As the number of variables with multiple independent matches grows, the list of possible matches grows exponentially. The match structure represents these efficiently; be careful about serializing it. When a match object is passed directly to format(), the full list of matches is not generated (assuming the target format also represents the variables independently).

[TODO: add a section here on SymbolicAddress and other features.]

Update 2017/11

Regular now supports joins, e.g. this example from the tests:

>>> data = {'names': [{'ssn': 123456789, 'name': 'mario'}, {'ssn': 987654321, 'name': 'luigi'}],
            'hats': [{'ssn': 123456789, 'hat_color': 'red'}, {'ssn': 987654321, 'hat_color': 'green'}]}
>>> match_template = {'names': [{'ssn': S('ssn'), 'name':S('name')}],
                      'hats': [{'ssn': S('ssn'), 'hat_color': S('color')}]}
>>> format_template = [{'name': S('name'), 'ssn': S('ssn'), 'color': S('color')}]
>>> format(format_template, match(match_template, data)
    [{'name': 'mario', 'ssn': 123456789, 'color': 'red'},
     {'name': 'luigi', 'ssn': 987654321, 'color': 'green'}]

The upshot of this is that Regular's expressive power is now on par with SQL. We are firmly out of the territory of regular languages... maybe it's time to drop the old moniker in favor of "Free"?

WARNING: joins will be ignored unless format() explicitly uses the join variable. The example above would return a full cartesian product if the format_template did not use ssn. This is because format() is lazy: if it doesn't need a symbol, that symbol will be completely ignored.

Why?

Regular is ultimately useful because it allows us to replace functions with data structures. When a function is represented by a data structure, we can automatically do things like:

  • Compute the inverse function (i.e. reverse a map)
  • Compute composite functions (i.e. construct an A <-> B map from A <-> C and B <-> C)
  • Visualize and programmatically query data flow (i.e. see where a field comes from without reading through code)
  • Serialize and pass around functions (i.e. let frontend know where LTV breakpoints are) All the theory-talk is because turing complete data structures are a pain in the ass. In order to get data structures which are reasonable to deal with, we need to use a weaker language. In general, weaker languages allow simpler data structures - expanding to the power of CFGs would make the structures much more complicated.

FAQ

Q: Should Regular handle all of our schema-mapping needs?

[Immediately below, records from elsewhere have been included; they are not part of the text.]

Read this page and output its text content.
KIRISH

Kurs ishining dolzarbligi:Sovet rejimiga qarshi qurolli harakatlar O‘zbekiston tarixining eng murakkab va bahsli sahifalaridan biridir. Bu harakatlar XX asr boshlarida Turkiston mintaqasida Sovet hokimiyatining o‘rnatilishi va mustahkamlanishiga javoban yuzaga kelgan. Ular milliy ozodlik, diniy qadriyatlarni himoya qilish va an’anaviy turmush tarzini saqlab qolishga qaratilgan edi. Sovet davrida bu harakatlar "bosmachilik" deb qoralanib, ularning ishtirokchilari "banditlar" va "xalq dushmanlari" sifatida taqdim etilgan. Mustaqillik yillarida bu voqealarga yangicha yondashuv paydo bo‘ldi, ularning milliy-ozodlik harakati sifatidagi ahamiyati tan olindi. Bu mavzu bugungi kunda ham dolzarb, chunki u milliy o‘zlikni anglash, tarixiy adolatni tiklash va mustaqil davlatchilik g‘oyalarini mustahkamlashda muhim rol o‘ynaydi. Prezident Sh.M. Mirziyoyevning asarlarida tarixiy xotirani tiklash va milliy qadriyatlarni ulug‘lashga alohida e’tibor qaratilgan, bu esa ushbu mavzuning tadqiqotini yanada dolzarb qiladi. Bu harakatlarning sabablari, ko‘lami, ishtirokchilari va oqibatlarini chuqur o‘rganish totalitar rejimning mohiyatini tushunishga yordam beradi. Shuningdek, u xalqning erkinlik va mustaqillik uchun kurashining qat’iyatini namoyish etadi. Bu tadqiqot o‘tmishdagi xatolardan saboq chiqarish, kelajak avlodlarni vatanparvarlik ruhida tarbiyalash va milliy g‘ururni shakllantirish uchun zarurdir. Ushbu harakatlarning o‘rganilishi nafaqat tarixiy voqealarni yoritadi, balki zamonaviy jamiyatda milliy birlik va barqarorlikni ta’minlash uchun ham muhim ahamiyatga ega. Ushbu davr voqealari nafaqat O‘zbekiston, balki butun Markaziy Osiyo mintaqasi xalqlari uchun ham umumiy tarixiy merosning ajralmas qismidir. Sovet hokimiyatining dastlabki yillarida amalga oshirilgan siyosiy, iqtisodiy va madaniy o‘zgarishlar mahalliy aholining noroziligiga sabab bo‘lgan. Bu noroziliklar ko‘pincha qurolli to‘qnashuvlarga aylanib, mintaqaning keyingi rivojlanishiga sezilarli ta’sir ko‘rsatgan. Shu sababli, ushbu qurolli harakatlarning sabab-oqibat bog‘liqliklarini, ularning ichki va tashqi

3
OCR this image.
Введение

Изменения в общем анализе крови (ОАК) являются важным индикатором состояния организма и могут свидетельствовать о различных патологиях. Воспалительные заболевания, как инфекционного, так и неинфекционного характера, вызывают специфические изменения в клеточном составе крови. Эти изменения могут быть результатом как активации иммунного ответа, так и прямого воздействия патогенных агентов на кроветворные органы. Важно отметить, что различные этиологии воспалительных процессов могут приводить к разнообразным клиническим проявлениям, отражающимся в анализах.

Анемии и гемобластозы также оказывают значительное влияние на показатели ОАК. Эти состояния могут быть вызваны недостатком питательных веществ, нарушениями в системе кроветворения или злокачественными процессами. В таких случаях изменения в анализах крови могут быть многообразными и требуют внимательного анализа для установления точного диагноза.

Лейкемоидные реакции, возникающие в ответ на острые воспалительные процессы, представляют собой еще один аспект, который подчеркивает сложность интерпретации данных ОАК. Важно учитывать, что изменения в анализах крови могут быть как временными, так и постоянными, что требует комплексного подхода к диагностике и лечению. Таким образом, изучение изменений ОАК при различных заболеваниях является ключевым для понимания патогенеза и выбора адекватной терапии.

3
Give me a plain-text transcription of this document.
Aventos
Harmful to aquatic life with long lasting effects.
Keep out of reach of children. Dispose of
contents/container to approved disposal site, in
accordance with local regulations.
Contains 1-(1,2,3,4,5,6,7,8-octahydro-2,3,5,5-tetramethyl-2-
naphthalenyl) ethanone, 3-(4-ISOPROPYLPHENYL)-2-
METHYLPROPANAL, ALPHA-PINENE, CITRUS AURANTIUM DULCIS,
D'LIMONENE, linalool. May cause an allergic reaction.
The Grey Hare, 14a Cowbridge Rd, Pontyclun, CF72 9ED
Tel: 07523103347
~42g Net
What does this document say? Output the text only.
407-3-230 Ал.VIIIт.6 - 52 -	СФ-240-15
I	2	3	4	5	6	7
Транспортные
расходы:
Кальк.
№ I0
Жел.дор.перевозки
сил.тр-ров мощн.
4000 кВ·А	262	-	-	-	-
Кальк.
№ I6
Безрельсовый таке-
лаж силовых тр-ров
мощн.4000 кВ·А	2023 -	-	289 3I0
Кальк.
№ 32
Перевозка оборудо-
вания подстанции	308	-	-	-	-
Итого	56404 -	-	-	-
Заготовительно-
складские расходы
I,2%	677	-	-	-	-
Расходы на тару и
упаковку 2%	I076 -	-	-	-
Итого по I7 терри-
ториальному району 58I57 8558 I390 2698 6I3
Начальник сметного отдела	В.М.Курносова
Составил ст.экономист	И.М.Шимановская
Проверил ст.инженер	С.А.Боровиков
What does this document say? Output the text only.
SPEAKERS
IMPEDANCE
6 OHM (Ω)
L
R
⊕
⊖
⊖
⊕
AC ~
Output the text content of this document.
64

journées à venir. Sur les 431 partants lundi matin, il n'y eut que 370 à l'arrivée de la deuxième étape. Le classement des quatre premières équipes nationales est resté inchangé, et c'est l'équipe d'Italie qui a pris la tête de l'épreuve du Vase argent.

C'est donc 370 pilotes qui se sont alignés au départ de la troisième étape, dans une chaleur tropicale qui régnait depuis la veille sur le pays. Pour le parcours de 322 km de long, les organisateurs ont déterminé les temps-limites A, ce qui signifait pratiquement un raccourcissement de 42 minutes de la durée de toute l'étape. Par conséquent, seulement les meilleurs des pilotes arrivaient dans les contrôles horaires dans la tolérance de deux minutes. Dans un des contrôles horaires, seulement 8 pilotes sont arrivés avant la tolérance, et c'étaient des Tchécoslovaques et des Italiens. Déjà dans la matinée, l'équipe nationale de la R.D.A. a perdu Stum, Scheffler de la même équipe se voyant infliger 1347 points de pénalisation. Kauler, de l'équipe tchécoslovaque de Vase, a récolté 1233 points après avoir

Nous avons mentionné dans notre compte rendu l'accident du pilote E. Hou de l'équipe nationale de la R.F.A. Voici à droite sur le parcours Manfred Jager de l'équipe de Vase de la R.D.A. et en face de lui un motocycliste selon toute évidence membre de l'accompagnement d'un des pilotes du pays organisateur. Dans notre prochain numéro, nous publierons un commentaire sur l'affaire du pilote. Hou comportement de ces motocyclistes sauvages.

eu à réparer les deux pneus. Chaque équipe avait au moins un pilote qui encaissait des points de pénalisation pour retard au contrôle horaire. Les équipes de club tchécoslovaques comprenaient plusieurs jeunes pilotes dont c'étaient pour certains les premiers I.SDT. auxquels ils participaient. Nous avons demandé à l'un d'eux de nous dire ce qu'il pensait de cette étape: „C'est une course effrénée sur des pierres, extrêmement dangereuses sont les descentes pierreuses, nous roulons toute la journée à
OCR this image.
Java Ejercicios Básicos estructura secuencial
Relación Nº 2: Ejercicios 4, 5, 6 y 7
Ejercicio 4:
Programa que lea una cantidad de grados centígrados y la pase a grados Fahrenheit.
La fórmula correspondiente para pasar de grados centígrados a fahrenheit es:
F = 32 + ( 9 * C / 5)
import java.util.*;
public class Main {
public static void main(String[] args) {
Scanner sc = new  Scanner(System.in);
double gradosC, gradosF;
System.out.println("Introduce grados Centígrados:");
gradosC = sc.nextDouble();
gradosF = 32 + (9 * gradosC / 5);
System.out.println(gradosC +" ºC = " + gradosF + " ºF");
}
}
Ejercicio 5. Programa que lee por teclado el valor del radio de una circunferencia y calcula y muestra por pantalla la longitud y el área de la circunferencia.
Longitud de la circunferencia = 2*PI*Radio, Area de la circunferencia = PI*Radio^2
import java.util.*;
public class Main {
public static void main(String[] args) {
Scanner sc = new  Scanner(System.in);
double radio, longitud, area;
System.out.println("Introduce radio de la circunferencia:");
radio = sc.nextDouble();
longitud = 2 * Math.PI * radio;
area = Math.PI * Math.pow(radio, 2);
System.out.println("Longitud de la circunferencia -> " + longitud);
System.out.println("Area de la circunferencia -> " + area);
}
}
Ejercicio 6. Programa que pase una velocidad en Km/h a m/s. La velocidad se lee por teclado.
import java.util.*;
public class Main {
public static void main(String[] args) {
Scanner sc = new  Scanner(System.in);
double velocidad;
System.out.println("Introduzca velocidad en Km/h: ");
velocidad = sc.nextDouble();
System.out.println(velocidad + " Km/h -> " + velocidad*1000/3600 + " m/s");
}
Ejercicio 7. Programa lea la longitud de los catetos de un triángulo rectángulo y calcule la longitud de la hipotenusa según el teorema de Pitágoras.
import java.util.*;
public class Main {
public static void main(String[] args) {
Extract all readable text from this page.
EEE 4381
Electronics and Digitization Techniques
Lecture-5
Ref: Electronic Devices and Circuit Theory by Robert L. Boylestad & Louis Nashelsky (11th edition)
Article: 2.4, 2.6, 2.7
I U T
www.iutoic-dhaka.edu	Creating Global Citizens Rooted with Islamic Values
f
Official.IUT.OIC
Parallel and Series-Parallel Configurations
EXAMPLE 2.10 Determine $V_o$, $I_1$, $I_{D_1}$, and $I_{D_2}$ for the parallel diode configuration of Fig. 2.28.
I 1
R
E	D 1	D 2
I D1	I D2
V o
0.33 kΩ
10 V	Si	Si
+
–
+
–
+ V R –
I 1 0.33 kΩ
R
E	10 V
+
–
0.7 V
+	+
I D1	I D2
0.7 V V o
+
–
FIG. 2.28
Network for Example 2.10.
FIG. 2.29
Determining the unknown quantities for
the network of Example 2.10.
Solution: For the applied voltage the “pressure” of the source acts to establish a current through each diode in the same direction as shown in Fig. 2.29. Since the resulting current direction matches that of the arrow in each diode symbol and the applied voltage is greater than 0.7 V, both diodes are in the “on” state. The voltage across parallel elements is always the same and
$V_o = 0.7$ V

A: Do regular expressions handle all of your parsing needs?

Q: So when should I use Regular?

A: It should handle the lion’s share of mapping between any two schemas. It won’t handle everything - there will be weird cases.

Q: What won’t it handle?

A: You’ll need to know the schema in advance, and the schema should be tree-shaped - this is a regular language library, after all. No recursive schemas, and DAG schemas will be split into trees.

Q: How can I pick out a list element by index?

A: If and when it becomes necessary, I will add a magic keyword for that: "_index".